Если мы видим выражение 3 + 2, то наша естественная реакция состоит в том, чтобы, как делали реисты, осуществить сложение и поставить 5. Но при этом мы теряем структуру исходного выражения, сам факт того, что это сложение. Следовательно, мы не можем рассуждать в общем виде о сложении. Символическая алгебра позволяет нам рассуждать о структурах. Можно сказать, что символическая алгебра сосредотачивается на синтаксисе уравнения, забывая о его содержании и значении до получения конечного решения. В то же время алгебра Виета предполагала, что объекты, с которыми мы работаем (константы и неизвестные), необязательно должны быть числами. Они могут быть чем угодно — углами в тригонометрии, геометрическими элементами, — всем, к чему применимы сложение, умножение, возведение в степень и так далее. Алгебра, которая ранее была только ответвлением арифметики, где акцент делался на решении числовых задач, теперь превращается в универсальный язык математики.
Рене Декарт
В данном месте нашего повествования должно стать очевидным, какое значение имела для нашего героя работа Виета, с которой Ферма познакомился в Бордо. Действительно, мы уже наблюдали у Ферма тенденцию идти от частного к общему, анализировать структуру уравнений, решающих целый класс задач, — преимущество, которое он отдавал общему методу перед конкретным решением локальной задачи. Виет не только предлагал методы и решения, он создал математическую программу, доведенную Ферма до последних выводов. Но он был не один. Другой великий мыслитель, Рене Декарт, пришел к таким же заключениям. Они втроем — Виет, Декарт и Ферма — создали методы современной математики, навсегда разорвав их связь с элегантными построениями Евклида и древнегреческих геометров. Туда, где раньше царствовали чертежи, построенные с помощью линейки и циркуля, теперь пришли алгебраические действия, совершаемые каждый раз над все более необычными объектами. Алгебра действительно превратилась в их руках в преимущественный способ математических рассуждений.
Очевидно, что Ферма многим обязан в математике Виету, однако остается спорным, до какой степени последний повлиял на Декарта. Некоторые историки, например Богран, предполагают знакомство Декарта с работами Виета, другие считают, что Декарт, по его же собственным словам, пришел к своим результатам независимо. Но так как он систематизировал лучше Виета, его запись оказалась намного более ясной (вспомним, что понятная запись в математике может озарить, в то время как неясная способна сбить с мысли). Также его теория уравнений была настолько выше теории Виета, что через одно поколение она полностью победила, оставив последнего в забвении. Там, где Виет пользовался изнурительными казуистиками, очень соответствующими образу мысли адвоката, Декарт рассуждал как философ.

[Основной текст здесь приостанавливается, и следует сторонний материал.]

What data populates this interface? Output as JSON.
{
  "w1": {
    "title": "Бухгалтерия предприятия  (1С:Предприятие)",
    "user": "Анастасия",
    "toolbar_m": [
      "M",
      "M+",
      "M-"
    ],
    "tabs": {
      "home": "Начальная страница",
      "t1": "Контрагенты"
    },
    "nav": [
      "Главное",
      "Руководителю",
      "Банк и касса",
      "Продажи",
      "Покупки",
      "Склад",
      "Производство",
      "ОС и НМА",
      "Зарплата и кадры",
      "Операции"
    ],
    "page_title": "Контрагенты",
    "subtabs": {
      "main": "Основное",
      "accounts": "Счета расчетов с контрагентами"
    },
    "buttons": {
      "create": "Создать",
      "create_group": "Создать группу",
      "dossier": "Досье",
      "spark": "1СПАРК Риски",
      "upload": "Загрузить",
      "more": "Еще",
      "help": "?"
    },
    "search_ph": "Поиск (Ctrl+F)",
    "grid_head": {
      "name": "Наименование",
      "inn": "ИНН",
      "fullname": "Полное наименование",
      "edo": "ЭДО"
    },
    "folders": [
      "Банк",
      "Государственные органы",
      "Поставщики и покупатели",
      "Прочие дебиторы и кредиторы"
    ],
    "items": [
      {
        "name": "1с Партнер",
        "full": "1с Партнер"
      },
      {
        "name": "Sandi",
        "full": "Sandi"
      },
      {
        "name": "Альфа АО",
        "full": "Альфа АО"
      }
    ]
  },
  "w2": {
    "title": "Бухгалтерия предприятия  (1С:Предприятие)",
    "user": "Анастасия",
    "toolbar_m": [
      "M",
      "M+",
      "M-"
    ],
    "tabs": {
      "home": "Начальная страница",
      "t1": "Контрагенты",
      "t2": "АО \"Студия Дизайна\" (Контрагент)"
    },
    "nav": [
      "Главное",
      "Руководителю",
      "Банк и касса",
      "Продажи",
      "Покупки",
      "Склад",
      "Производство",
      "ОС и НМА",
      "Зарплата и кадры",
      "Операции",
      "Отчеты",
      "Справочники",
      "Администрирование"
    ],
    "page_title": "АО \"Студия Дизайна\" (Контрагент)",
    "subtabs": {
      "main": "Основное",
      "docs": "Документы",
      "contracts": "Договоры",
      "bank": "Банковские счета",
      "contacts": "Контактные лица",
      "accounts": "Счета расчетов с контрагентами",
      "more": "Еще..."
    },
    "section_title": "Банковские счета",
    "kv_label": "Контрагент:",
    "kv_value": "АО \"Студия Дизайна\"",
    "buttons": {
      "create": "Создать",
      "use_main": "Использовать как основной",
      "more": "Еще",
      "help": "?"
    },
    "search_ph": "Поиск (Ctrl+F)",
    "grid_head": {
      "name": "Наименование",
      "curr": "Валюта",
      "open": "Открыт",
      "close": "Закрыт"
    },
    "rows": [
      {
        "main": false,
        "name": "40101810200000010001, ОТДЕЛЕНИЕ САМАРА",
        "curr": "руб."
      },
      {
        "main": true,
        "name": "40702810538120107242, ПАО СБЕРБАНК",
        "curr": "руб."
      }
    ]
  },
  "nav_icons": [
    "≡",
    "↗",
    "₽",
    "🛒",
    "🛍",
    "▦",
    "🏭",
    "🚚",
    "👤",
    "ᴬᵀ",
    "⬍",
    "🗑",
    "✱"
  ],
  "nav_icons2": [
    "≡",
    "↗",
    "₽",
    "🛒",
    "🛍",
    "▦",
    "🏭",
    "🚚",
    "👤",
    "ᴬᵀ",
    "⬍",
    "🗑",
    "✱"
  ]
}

Несмотря на свои революционные догадки, Виет в каких- то аспектах оставался привязанным к прошлому. Для него неизвестная, возведенная в квадрат, имела очень специфическое значение: это настоящий, геометрический квадрат, площадь. То же самое для неизвестной, возведенной в куб: это куб, объем. И, несмотря на то что он был способен представить себе большие степени (четвертые, пятые), не имеющие очевидного геометрического значения, ему не удалось сделать основополагающего шага: подумать о том, что многочлен может быть неоднородным, то есть его члены могут иметь различные степени: ax3
+ bx2 + cx = d. Для него подобное было как сложение груш с яблоками, линии с кубом, квадрата с точкой. Это не имеет геометрического смысла. Таким образом он сформулировал закон однородности: многочлены должны быть суммами одночленов одной и той же степени (квадраты с квадратами, кубы с кубами).Очевидно, что на плечах Виета еще держалась вся тяжесть греческого наследия, в котором числа не имеют измерения, а геометрические фигуры — имеют. Комбинировать их нет смысла. Для греков понятие измерения неизбежно связано с умножением геометрических элементов: две перемноженные линии дают прямоугольник, а прямоугольник, умноженный на третью линию, дает параллелепипед.